Café géographique de Lyon, Mercredi 11 octobre 2017,  Café La Cloche, Lyon Bellecour.

par Samuel Depraz, maître de conférences en Géographie et Aménagement à l’Université Lyon III. Spécialiste de la géographie des espaces naturels protégés, il travaille aujourd’hui sur les espaces ruraux européens, notamment sur les questions de définition des espaces ruraux et de démocratie locale en milieu rural. Sur cette question des marges, au programme des concours de l’enseignement, il est l’auteur d’un manuel : La France des marges : Géographie des espaces « autres », paru en 2017 aux éditions Armand Colin.

et Cédric Szabo, démographe de formation, directeur de l’Association des maires ruraux de France. Cette association, créée en 1971 et dont le siège se trouve à Lyon, représente les maires des communes de moins de 3 500 habitants en France dans le but de défendre et de promouvoir les enjeux spécifiques de la ruralité. 

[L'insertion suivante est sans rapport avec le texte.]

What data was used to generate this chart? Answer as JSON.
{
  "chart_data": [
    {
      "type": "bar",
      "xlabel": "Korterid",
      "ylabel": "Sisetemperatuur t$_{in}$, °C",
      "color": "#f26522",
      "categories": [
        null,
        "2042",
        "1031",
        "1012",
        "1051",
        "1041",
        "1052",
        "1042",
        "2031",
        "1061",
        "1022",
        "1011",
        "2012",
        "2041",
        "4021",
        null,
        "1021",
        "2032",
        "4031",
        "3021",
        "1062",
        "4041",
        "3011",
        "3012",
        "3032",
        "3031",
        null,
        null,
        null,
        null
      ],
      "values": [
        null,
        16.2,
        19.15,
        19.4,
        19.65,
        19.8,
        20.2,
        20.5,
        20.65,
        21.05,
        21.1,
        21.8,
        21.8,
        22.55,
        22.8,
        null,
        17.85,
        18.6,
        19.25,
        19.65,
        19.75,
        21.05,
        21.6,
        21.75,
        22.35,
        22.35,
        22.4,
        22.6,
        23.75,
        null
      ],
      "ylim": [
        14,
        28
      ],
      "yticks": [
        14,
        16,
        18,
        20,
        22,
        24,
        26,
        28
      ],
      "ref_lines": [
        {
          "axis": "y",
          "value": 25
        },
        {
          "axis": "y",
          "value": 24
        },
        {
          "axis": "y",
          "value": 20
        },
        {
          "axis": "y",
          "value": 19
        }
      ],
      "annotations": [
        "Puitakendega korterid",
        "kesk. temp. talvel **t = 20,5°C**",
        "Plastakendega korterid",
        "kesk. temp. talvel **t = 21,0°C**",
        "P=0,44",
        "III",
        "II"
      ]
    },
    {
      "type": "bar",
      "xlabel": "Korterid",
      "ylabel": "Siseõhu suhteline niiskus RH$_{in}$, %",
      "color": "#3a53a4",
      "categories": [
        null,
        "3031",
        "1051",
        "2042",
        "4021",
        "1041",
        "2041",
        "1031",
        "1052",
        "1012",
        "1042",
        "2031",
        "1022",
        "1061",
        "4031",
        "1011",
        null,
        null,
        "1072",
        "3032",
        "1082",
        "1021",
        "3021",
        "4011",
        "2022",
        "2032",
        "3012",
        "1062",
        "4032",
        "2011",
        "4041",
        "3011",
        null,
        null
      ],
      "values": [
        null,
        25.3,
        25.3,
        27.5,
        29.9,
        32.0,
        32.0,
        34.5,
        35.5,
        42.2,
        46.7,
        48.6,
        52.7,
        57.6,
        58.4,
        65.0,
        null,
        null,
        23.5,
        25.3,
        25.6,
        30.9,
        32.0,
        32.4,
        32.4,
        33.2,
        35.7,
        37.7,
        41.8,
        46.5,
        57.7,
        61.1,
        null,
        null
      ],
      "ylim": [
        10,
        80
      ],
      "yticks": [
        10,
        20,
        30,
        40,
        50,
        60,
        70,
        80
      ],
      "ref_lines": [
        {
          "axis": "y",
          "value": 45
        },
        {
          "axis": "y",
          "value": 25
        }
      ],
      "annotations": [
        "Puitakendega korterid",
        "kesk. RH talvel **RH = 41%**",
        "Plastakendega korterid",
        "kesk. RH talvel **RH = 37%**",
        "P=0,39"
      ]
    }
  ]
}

Introduction. Définir la ruralité : des problèmes de représentations

La question de la ruralité est épineuse. On observe des distorsions selon que l’on mobilise un certain type de données ou un autre, ce qui rend difficile la question de la définition de la ruralité en France et peut introduire des biais idéologiques. Comparons quelques chiffres.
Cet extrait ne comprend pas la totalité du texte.